Девушка поняла, что имеет в виду Вербин, но не обиделась и ответила с прежней лёгкостью:

– Ничего не позволяют. Я всего добиваюсь сама. Во многом благодаря тому, что умею ладить с людьми, идти на компромиссы, быть полезной, а иногда даю толковые советы.

Примерно так Гордеев о Веронике и отзывался. И Феликс не видел причин не доверять старому товарищу.

– Я ведь помогла с прикрытием?

– Ну…

– Можешь не благодарить. – И прежде, чем Феликс среагировал, горячо, а главное, очень серьёзно продолжила: – Вербин, не делай вид, что ты ничего не понимаешь: Абедалониум – Костя Кочергин – захоронение в Куммолово… Тема не горячая – она термоядерная. Не потому что всем интересна, а потому что важная. Это расследование задевает людей. И меня оно задевает. Поэтому я хочу о нём рассказывать. И да, я хочу узнавать в числе первых, потому что я, в отличие от ребят с больших каналов, могу делать репортажи так, как считаю нужным. Об этом все знают, и поэтому меня читают.

– Много подписчиков прибавилось?

А вот теперь девушка вздрогнула. И посмотрела на Феликса очень холодно.

– Хочешь сказать, что я строю карьеру на костях?

– Нет. – Вербин не отвёл взгляд. – Это просто любопытство. Возможно, неуместное.

– Пожалуй. – Она глубоко вздохнула, помолчала и ответила: – Много прибавилось. И после того, как я первой написала о сходстве «Мальчика нет» с Костей Кочергиным, и как рассказала о Куммолово. Но это ведь не главное.

– Считай, что я тебе поверил, – произнёс Феликс.

И Вероника, после довольно длинной паузы, тихо сказала:

– Спасибо.

И уткнулась в тарелку.

Кухня в «Деловой тыкве» оказалась на удивление неплохой. Да, без изысков, да, заточенная под пиво, зато готовили вкусно и на порциях не экономили. Еды на тарелках оказалось вдоволь, однако Феликс и Вероника так проголодались, что смели её мгновенно.

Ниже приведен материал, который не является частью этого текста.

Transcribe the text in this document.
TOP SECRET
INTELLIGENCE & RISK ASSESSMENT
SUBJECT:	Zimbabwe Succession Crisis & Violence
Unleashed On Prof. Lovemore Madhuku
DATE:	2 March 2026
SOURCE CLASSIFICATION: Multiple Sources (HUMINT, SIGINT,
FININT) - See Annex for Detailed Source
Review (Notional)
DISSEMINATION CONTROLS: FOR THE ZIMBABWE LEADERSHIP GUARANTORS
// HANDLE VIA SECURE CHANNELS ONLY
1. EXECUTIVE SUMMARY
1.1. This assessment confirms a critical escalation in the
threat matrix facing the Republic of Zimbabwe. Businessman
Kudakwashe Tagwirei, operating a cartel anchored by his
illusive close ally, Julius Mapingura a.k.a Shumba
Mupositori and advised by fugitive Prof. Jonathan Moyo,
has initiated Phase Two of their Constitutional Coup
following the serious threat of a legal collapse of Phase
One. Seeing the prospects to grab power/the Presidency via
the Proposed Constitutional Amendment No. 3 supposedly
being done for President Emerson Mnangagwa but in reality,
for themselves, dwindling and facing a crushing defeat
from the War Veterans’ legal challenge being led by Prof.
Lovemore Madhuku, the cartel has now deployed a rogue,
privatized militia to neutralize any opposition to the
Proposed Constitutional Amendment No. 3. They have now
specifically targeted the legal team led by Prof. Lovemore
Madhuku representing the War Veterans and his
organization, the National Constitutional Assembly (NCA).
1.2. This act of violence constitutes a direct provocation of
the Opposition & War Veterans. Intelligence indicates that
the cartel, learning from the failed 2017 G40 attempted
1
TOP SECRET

И молчали, пока не почувствовали сытую расслабленность. «Небрежный» бар окончательно стал милым, даже родным, и не хотелось ничего, только сидеть посреди шума, но не воспринимая его, и молчать. Во всяком случае, Феликсу. Но он недооценил энергичную девушку.

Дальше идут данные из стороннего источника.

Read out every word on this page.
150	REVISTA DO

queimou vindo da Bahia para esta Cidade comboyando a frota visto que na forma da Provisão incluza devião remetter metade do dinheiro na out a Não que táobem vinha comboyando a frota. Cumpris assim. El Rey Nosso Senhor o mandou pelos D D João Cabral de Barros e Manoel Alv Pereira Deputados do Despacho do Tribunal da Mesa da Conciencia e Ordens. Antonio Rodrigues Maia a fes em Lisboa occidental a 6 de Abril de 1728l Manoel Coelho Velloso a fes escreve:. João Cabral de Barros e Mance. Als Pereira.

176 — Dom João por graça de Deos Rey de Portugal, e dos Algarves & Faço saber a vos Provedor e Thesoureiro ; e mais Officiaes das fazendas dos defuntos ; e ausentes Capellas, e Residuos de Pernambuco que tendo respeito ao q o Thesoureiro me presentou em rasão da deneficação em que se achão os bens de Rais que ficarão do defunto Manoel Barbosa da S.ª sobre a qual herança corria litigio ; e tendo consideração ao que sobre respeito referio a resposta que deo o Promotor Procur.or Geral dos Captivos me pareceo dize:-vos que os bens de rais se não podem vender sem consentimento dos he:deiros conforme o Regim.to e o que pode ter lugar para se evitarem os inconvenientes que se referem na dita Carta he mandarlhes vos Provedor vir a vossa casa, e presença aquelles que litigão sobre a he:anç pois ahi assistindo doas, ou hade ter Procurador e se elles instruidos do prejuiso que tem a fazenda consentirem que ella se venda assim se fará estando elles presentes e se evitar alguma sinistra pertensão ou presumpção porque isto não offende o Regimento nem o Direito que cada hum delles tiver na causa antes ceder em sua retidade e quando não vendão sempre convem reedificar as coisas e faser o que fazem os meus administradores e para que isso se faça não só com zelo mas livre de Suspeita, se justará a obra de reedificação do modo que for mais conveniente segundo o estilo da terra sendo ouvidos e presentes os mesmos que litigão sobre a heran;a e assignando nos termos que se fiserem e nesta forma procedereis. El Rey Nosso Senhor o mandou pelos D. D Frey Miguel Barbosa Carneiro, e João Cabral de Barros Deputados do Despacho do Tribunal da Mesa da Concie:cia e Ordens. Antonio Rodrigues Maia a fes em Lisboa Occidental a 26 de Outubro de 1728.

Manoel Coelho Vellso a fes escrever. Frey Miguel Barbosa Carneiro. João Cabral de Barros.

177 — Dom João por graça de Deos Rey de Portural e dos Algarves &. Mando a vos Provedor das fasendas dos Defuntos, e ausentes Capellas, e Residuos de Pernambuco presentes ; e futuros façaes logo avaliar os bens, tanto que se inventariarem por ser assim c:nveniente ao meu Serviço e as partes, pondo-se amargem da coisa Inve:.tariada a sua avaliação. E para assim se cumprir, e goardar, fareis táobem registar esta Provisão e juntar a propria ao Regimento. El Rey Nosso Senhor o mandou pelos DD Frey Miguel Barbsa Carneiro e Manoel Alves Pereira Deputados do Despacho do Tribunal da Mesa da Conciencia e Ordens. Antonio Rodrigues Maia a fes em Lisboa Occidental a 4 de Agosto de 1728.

– Вербин! – Вероника легко толкнула его в плечо. – Ты засыпаешь.

– Нет. Я отдыхаю.

– А я как сказала?

– Ты сказала неправильно.

– Я всегда говорю правильно. – Она допила коктейль, повертела бокал, но не потребовала повторить. – Короче, делай, зачем пришёл, и поехали отсюда. Мне нужно выпить, а машина мешает.

– Тебе уже продают выпивку?

– А-ха-ха, начались шуточки за триста. Ты что меня – клеишь? Сейчас ты дико похож на командировочного.

– Зараза.

– А сейчас – на Гордеева. Кстати, почему он не с тобой?

– Он занят – преступников ловит.

– А ты чего бездельничаешь?

– Я в командировке.

Ужиная, Феликс внимательно наблюдал за барменами «Тыквы», определил старшего и, оплатив счёт, подошёл к нему, сделал знак, что нужно поговорить, а когда бородатый крепыш чуть подался вперёд, сначала продемонстрировал удостоверение, очень аккуратно, чтобы окружающие не заметили, а затем – фото Чуваева.

– Видел его?

– Так и знал, что ты из полиции.

– Потому что не пил?

– Потому что много оглядывался и почти не обращал внимания на свою девушку. Она тоже полицейская?

– Нет.

– Ну, хоть кому-то в вашей семье повезло, – рассмеялся бармен и добавил: – Не обижайся, у меня брат – полицейский, я знаю, о чём говорю.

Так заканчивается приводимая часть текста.